Preferred approach: we are all indebted, it is our liability

coinDebt is one of the reason couple fights. Couples tend not to agree on the cost of financing the debt and the type of debt it is. In some instances, one spouse gets in the union with more debt than the other. It is inevitable to get into your 20s and 30s without debt and if you do you are likely to meet a significant other who is in debt. Therefore, one’s married your spouse’s debts become your debt automatically.

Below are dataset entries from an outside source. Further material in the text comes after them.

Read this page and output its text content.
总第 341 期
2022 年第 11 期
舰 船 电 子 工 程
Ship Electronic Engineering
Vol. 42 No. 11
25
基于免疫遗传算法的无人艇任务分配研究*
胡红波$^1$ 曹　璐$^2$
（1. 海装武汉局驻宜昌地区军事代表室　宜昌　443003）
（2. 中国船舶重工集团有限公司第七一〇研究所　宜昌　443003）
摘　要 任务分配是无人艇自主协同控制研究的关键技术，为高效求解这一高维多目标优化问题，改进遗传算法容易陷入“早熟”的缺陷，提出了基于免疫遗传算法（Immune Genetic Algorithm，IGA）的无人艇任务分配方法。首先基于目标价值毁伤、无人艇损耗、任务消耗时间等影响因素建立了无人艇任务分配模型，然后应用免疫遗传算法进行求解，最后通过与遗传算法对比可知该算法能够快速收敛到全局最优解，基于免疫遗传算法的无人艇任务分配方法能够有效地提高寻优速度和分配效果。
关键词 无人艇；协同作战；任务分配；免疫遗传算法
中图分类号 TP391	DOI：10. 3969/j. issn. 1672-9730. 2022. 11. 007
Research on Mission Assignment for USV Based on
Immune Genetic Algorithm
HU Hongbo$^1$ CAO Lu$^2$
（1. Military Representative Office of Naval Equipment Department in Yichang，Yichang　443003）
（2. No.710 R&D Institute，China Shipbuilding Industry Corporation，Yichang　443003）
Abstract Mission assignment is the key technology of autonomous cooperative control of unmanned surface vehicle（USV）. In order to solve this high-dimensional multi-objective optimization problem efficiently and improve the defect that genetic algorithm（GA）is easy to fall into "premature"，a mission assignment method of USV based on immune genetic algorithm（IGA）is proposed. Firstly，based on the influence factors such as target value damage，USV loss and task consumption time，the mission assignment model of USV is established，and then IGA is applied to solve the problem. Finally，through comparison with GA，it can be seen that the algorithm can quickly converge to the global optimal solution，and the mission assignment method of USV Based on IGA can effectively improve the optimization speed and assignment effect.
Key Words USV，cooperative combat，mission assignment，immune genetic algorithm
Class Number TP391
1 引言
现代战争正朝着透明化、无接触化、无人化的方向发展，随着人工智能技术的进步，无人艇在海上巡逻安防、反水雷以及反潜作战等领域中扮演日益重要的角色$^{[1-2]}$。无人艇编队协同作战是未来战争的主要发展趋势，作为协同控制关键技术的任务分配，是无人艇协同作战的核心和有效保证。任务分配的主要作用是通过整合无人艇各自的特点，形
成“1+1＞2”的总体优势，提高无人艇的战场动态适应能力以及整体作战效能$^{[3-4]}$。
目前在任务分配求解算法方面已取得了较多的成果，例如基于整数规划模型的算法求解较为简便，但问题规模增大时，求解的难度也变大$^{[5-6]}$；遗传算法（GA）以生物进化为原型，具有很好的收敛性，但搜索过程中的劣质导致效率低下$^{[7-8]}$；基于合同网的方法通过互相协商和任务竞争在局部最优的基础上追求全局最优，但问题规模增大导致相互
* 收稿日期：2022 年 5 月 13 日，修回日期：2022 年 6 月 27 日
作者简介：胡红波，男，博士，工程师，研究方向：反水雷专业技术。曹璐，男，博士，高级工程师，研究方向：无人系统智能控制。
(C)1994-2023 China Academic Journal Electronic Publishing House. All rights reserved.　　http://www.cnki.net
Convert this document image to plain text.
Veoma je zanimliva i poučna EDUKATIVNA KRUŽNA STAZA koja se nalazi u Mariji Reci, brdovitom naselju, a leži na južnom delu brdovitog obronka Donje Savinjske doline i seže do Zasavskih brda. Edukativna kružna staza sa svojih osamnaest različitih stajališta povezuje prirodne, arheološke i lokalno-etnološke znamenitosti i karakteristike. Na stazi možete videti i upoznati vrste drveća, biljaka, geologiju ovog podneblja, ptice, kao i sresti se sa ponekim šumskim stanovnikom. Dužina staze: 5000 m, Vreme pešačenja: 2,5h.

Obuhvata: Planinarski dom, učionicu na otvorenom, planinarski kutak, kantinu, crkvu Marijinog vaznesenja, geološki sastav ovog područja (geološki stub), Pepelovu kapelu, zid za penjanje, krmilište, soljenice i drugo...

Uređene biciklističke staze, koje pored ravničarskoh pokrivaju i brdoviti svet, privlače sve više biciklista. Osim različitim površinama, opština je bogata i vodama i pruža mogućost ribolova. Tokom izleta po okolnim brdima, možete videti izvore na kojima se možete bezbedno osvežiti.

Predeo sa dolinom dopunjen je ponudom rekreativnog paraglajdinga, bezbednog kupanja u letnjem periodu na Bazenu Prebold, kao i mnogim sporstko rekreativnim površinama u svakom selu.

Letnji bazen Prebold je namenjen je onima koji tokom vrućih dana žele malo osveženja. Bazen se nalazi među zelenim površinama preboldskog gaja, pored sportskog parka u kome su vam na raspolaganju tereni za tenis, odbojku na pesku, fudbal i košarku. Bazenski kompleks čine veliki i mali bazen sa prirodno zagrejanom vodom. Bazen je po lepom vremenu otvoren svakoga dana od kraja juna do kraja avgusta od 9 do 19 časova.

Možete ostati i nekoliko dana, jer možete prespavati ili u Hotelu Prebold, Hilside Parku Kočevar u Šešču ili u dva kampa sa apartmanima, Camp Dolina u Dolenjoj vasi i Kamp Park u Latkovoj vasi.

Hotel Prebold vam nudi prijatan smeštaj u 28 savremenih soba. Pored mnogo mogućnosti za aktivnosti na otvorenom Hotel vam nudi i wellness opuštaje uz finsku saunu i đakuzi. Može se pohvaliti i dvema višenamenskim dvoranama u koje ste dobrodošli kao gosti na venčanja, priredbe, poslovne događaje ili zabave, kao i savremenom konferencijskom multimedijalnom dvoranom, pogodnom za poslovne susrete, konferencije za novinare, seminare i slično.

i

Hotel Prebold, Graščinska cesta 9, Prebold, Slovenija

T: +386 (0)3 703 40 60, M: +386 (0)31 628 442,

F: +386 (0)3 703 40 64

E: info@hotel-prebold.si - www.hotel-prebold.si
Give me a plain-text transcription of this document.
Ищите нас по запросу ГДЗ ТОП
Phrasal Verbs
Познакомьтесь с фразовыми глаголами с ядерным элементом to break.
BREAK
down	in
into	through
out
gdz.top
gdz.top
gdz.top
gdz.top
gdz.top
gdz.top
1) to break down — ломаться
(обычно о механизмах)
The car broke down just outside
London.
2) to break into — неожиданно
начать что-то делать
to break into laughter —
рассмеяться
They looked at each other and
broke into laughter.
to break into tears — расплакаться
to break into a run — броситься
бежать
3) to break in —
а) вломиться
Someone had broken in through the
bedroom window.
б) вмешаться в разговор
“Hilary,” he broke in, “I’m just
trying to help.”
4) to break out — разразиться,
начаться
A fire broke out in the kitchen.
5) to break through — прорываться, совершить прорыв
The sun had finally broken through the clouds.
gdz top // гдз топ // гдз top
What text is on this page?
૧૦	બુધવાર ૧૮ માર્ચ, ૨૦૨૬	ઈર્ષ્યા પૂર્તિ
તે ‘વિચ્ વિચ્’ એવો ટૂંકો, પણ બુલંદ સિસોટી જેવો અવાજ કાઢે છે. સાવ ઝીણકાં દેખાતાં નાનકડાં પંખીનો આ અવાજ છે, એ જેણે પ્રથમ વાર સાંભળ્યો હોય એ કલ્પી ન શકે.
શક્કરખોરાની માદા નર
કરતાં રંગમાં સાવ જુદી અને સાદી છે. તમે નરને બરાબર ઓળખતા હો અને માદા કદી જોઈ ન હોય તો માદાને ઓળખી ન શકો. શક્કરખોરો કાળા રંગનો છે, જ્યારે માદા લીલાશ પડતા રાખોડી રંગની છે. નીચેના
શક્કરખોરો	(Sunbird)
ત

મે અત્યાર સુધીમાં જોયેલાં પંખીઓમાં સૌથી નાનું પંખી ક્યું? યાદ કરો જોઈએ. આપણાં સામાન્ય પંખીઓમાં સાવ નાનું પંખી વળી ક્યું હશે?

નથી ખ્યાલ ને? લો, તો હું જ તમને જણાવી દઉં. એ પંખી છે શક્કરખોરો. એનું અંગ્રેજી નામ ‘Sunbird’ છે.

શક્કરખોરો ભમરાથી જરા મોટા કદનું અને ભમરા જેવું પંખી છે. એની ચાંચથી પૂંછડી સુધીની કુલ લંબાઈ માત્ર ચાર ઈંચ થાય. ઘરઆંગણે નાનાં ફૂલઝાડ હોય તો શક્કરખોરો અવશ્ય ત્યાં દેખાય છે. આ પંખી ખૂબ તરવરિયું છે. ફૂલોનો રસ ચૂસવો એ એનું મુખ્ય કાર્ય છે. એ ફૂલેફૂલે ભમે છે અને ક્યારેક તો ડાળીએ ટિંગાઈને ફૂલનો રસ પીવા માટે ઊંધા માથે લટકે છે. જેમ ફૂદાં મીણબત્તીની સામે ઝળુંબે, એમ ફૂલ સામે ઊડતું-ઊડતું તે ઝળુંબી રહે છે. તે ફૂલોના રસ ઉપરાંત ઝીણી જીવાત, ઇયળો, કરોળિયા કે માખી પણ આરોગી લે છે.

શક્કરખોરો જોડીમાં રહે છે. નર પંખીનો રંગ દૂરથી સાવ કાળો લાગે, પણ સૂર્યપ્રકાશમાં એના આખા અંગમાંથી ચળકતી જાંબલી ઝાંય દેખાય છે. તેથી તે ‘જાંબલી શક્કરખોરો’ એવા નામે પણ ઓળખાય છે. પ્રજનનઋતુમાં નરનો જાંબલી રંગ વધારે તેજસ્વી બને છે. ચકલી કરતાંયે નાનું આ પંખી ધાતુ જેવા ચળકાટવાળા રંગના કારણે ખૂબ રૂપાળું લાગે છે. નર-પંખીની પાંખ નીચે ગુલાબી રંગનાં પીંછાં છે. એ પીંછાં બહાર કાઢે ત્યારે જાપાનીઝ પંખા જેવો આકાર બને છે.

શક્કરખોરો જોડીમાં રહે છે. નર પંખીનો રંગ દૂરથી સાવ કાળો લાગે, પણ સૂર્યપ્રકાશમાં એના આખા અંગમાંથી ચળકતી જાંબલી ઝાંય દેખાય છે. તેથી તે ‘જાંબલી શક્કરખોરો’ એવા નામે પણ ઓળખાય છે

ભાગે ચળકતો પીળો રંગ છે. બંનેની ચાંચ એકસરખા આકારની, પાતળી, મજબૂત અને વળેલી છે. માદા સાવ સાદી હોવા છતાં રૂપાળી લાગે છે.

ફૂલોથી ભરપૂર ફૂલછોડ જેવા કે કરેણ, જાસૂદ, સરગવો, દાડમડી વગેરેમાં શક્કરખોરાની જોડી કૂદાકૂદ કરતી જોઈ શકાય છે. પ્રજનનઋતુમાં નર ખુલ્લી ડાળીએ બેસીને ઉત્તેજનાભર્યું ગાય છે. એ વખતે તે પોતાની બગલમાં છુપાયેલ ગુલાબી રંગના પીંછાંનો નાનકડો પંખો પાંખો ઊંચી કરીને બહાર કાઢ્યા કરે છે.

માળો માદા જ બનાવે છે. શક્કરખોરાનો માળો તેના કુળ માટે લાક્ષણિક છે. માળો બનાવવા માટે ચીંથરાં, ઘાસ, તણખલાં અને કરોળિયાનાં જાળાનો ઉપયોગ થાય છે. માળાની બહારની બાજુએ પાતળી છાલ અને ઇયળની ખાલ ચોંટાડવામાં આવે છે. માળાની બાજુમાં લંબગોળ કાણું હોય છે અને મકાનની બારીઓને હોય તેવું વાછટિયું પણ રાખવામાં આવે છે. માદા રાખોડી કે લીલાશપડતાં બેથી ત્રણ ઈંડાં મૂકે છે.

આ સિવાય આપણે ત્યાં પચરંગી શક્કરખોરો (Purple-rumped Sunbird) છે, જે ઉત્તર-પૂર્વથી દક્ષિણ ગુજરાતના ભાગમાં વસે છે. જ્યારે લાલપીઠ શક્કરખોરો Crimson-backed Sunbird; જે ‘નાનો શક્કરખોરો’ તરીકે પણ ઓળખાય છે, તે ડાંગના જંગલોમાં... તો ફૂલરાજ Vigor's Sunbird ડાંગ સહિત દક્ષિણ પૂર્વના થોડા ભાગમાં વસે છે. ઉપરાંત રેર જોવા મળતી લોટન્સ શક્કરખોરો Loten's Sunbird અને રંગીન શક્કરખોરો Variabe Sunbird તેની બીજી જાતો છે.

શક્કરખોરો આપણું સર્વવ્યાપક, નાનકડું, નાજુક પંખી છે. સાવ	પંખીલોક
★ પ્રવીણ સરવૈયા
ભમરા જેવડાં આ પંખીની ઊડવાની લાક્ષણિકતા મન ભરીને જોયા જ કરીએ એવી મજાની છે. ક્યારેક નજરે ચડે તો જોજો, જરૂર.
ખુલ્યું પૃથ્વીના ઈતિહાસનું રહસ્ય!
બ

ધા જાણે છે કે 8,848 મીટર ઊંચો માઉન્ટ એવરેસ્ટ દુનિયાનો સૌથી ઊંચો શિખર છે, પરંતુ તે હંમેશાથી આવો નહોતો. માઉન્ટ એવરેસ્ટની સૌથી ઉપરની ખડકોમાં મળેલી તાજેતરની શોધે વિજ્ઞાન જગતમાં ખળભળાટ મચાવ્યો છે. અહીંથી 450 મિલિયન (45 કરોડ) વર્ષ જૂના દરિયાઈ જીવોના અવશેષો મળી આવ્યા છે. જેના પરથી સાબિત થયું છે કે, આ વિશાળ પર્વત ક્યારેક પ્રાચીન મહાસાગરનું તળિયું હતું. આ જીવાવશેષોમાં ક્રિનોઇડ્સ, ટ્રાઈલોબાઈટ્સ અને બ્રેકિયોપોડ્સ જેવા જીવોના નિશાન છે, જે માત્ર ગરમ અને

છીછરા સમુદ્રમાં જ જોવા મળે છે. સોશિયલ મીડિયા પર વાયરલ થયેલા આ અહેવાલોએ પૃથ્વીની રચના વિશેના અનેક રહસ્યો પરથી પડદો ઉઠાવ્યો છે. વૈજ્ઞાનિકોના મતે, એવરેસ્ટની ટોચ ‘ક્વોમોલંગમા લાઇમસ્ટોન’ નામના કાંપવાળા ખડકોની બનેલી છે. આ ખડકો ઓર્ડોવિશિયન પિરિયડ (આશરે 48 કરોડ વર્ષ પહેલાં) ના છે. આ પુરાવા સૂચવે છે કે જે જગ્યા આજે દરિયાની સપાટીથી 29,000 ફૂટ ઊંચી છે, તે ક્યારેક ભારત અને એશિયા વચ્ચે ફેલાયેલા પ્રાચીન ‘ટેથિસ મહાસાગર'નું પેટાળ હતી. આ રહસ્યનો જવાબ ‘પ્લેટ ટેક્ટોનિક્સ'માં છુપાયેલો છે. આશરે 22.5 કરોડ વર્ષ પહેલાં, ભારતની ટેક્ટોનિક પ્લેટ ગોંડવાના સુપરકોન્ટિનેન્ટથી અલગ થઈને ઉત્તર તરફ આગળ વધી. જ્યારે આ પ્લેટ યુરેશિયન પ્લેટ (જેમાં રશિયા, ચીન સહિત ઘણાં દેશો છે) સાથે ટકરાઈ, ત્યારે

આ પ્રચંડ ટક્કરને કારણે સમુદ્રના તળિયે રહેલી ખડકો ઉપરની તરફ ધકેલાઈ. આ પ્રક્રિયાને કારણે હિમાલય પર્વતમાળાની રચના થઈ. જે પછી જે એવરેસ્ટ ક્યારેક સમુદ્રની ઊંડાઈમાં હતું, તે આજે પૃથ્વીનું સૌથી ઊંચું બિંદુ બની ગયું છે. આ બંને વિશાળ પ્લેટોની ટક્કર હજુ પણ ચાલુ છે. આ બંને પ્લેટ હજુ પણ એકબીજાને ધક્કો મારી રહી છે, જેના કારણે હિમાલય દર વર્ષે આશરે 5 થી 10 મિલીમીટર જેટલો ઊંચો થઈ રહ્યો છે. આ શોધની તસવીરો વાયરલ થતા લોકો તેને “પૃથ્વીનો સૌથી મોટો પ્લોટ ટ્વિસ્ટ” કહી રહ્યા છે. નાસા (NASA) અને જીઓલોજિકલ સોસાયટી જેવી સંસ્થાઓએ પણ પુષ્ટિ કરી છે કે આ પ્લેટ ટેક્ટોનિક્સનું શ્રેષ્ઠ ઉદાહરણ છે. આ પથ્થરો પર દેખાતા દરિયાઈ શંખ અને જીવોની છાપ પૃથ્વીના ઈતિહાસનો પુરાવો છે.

Even in instances of separate accounts your significant others, the credit score will affect your desire to get joint credit. If you’re soon to be married the spouses should consider a prenup to ensure that a partner’s liabilities do not affect another asset. For the already married pay up the debt as fast as possible.

Managing spending

Preferred approach:  lets budget on spending and saving

Studies show that both men and women spend, but they spend differently. Women spend on daily home purchases i.e. bills, clothes for the family and groceries while people spend on computers, cars TVs, etc. The spending perception is different, but the total may be the same. The solution is to agree on the amount to spend on daily purchases and big purchases so as t0 manage tight budgets.

Investing wisely

moneyPreferred approach: Let us take as much risk as our goals with stipulated time frames. Let’s think in time frames and take as much risk as our goals allow

It is wise to have goals where investment is concerned and have time frames. In some cases, seek the help of investment professionals. Always review your investment choices annually and balance out portfolios.

Planning for emergencies

Preferred approach: let as save in the case of emergencies

Anything could happen, an economic crunch, job loss, illness, accident, etc. It is, therefore, advisable to have an emergency saving account in the event of such uncertainties.